What is a Corneal Transplant?

A corneal transplant (keratoplasty) is a procedure in which some or all of a cornea in need of replacement is exchanged with donor tissue. The surgery may be done with traditional surgical technologies or with the aid of a surgical laser.

What Conditions Might Call for Corneal Transplants?

A corneal transplant may be necessary if you sustain a serious injury such as chemical burns to the corneas. Clouding or repeated scarring of the corneal tissues over time may eventually obscure vision until you need surgery. Extremely thin corneal tissue caused by keratoconus may require transplantation.

Where Do Eye Surgeons Get Their Donor Corneas?

Donor cornea are obtained from overseas tissue banks. These banks analyse and store thel tissue from individuals who have donated their corneas to medicine. The donor tissues are carefully inspected before surgery to make sure they are safe to use and appropriate for your eyes.

What are Some Common Forms of Corneal Transplant?

Endothelial keratoplasty replaces only the inner layer of your corneal tissue with donor tissue. A partial thickness corneal transplant replaces only the middle and outer layers. A penetrating keratoplasty (PK) replaces the full thickness of the corneal tissue.

What Can I Expect During/After the Procedure?

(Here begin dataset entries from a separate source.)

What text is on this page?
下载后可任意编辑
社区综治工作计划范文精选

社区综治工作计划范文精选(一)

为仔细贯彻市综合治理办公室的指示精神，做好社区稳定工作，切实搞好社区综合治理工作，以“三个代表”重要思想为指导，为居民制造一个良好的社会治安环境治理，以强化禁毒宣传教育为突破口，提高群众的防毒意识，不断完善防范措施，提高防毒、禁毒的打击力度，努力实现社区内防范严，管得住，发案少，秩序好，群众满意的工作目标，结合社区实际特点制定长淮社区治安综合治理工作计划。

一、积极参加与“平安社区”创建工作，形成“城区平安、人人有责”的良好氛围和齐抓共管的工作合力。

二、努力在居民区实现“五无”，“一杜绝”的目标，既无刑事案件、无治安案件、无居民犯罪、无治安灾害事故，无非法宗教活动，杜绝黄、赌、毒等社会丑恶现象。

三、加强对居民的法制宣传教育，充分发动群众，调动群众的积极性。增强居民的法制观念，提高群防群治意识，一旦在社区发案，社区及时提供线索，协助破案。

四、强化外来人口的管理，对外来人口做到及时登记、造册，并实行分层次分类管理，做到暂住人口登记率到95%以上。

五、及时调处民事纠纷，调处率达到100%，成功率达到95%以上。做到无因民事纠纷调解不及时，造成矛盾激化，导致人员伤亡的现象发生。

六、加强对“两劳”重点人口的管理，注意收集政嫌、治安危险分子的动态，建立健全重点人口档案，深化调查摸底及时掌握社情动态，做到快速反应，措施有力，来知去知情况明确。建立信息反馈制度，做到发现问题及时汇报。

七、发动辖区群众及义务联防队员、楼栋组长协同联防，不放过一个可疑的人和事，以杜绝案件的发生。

The total operating room time involved is generally two hours or less. You will have some redness, tearing, light sensitivity, and irritation for a few days. An eye shield will protect your treated eye during sleep while it recovers. Eye drops and ointments will be prescribed to protect the eye from complications.

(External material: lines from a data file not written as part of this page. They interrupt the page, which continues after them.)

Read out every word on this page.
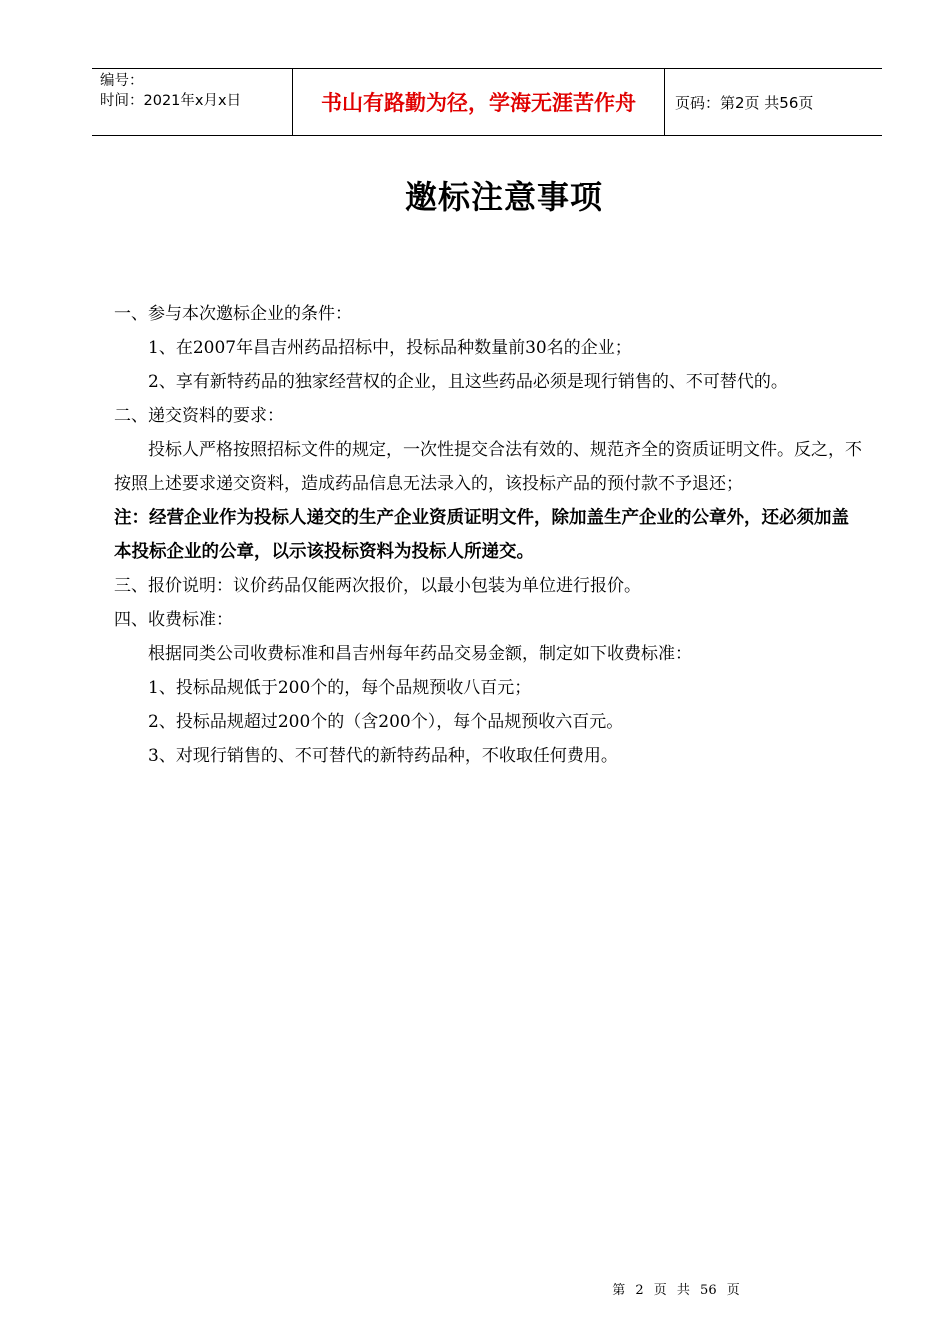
编号：
时间：2021年x月x日	书山有路勤为径，学海无涯苦作舟	页码：第2页 共56页
邀标注意事项

一、参与本次邀标企业的条件：

1、在2007年昌吉州药品招标中，投标品种数量前30名的企业；

2、享有新特药品的独家经营权的企业，且这些药品必须是现行销售的、不可替代的。

二、递交资料的要求：

投标人严格按照招标文件的规定，一次性提交合法有效的、规范齐全的资质证明文件。反之，不按照上述要求递交资料，造成药品信息无法录入的，该投标产品的预付款不予退还；

注：经营企业作为投标人递交的生产企业资质证明文件，除加盖生产企业的公章外，还必须加盖本投标企业的公章，以示该投标资料为投标人所递交。

三、报价说明：议价药品仅能两次报价，以最小包装为单位进行报价。

四、收费标准：

根据同类公司收费标准和昌吉州每年药品交易金额，制定如下收费标准：

1、投标品规低于200个的，每个品规预收八百元；

2、投标品规超过200个的（含200个），每个品规预收六百元。

3、对现行销售的、不可替代的新特药品种，不收取任何费用。

第 2 页 共 56 页
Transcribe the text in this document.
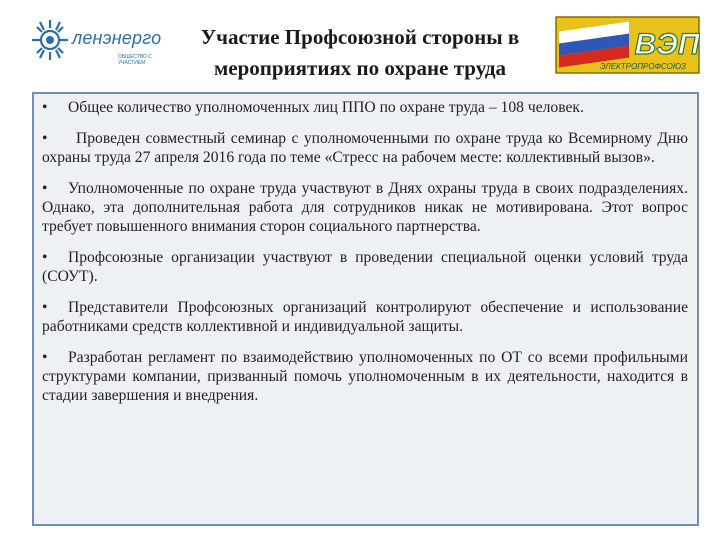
ленэнерго
ОБЩЕСТВО С УЧАСТИЕМ
Участие Профсоюзной стороны в
мероприятиях по охране труда
ВЭП
ЭЛЕКТРОПРОФСОЮЗ

• Общее количество уполномоченных лиц ППО по охране труда – 108 человек.

• Проведен совместный семинар с уполномоченными по охране труда ко Всемирному Дню охраны труда 27 апреля 2016 года по теме «Стресс на рабочем месте: коллективный вызов».

• Уполномоченные по охране труда участвуют в Днях охраны труда в своих подразделениях. Однако, эта дополнительная работа для сотрудников никак не мотивирована. Этот вопрос требует повышенного внимания сторон социального партнерства.

• Профсоюзные организации участвуют в проведении специальной оценки условий труда (СОУТ).

• Представители Профсоюзных организаций контролируют обеспечение и использование работниками средств коллективной и индивидуальной защиты.

• Разработан регламент по взаимодействию уполномоченных по ОТ со всеми профильными структурами компании, призванный помочь уполномоченным в их деятельности, находится в стадии завершения и внедрения.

How Successful are Corneal Transplants?

Due to the avascular nature of the cornea, most corneal transplants are highly successful and last for many years. Some people may experience tissue rejection, in which case another transplant may be necessary.

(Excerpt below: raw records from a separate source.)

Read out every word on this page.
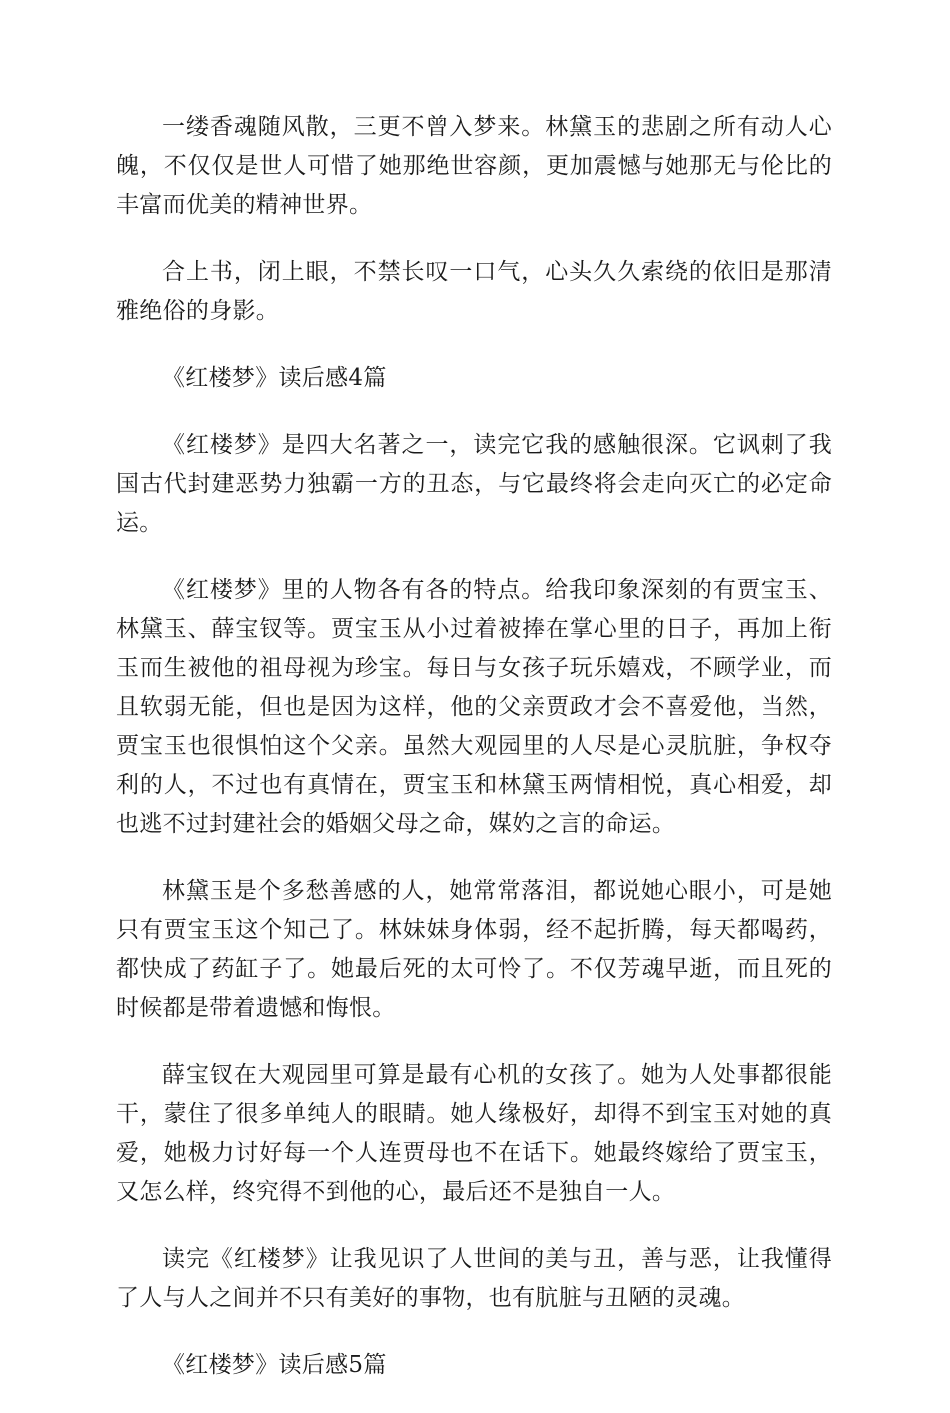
一缕香魂随风散，三更不曾入梦来。林黛玉的悲剧之所有动人心魄，不仅仅是世人可惜了她那绝世容颜，更加震憾与她那无与伦比的丰富而优美的精神世界。

合上书，闭上眼，不禁长叹一口气，心头久久索绕的依旧是那清雅绝俗的身影。

《红楼梦》读后感4篇

《红楼梦》是四大名著之一，读完它我的感触很深。它讽刺了我国古代封建恶势力独霸一方的丑态，与它最终将会走向灭亡的必定命运。

《红楼梦》里的人物各有各的特点。给我印象深刻的有贾宝玉、林黛玉、薛宝钗等。贾宝玉从小过着被捧在掌心里的日子，再加上衔玉而生被他的祖母视为珍宝。每日与女孩子玩乐嬉戏，不顾学业，而且软弱无能，但也是因为这样，他的父亲贾政才会不喜爱他，当然，贾宝玉也很惧怕这个父亲。虽然大观园里的人尽是心灵肮脏，争权夺利的人，不过也有真情在，贾宝玉和林黛玉两情相悦，真心相爱，却也逃不过封建社会的婚姻父母之命，媒妁之言的命运。

林黛玉是个多愁善感的人，她常常落泪，都说她心眼小，可是她只有贾宝玉这个知己了。林妹妹身体弱，经不起折腾，每天都喝药，都快成了药缸子了。她最后死的太可怜了。不仅芳魂早逝，而且死的时候都是带着遗憾和悔恨。

薛宝钗在大观园里可算是最有心机的女孩了。她为人处事都很能干，蒙住了很多单纯人的眼睛。她人缘极好，却得不到宝玉对她的真爱，她极力讨好每一个人连贾母也不在话下。她最终嫁给了贾宝玉，又怎么样，终究得不到他的心，最后还不是独自一人。

读完《红楼梦》让我见识了人世间的美与丑，善与恶，让我懂得了人与人之间并不只有美好的事物，也有肮脏与丑陋的灵魂。

《红楼梦》读后感5篇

What are the risks of Corneal Transplants?

Cornea transplant is relatively safe. Still, it does carry a small risk of serious complications, such as: Eye infection, Pressure increase within the eyeball, Problems with the stitches used to secure the donor cornea, Rejection of the donor cornea, Bleeding, Retinal problems, such as retinal detachment or swelling.

What are the signs and symptoms of cornea rejection ?

Your body's immune system can mistakenly attack the donor cornea. This is called rejection, and it might require medical treatment or another cornea transplant.Make an urgent appointment with your eye doctor if you notice signs and symptoms of rejection, such as Loss of vision, Eye pain, Red eyes, Sensitivity to light. Rejection occurs in about 10% of cornea transplants.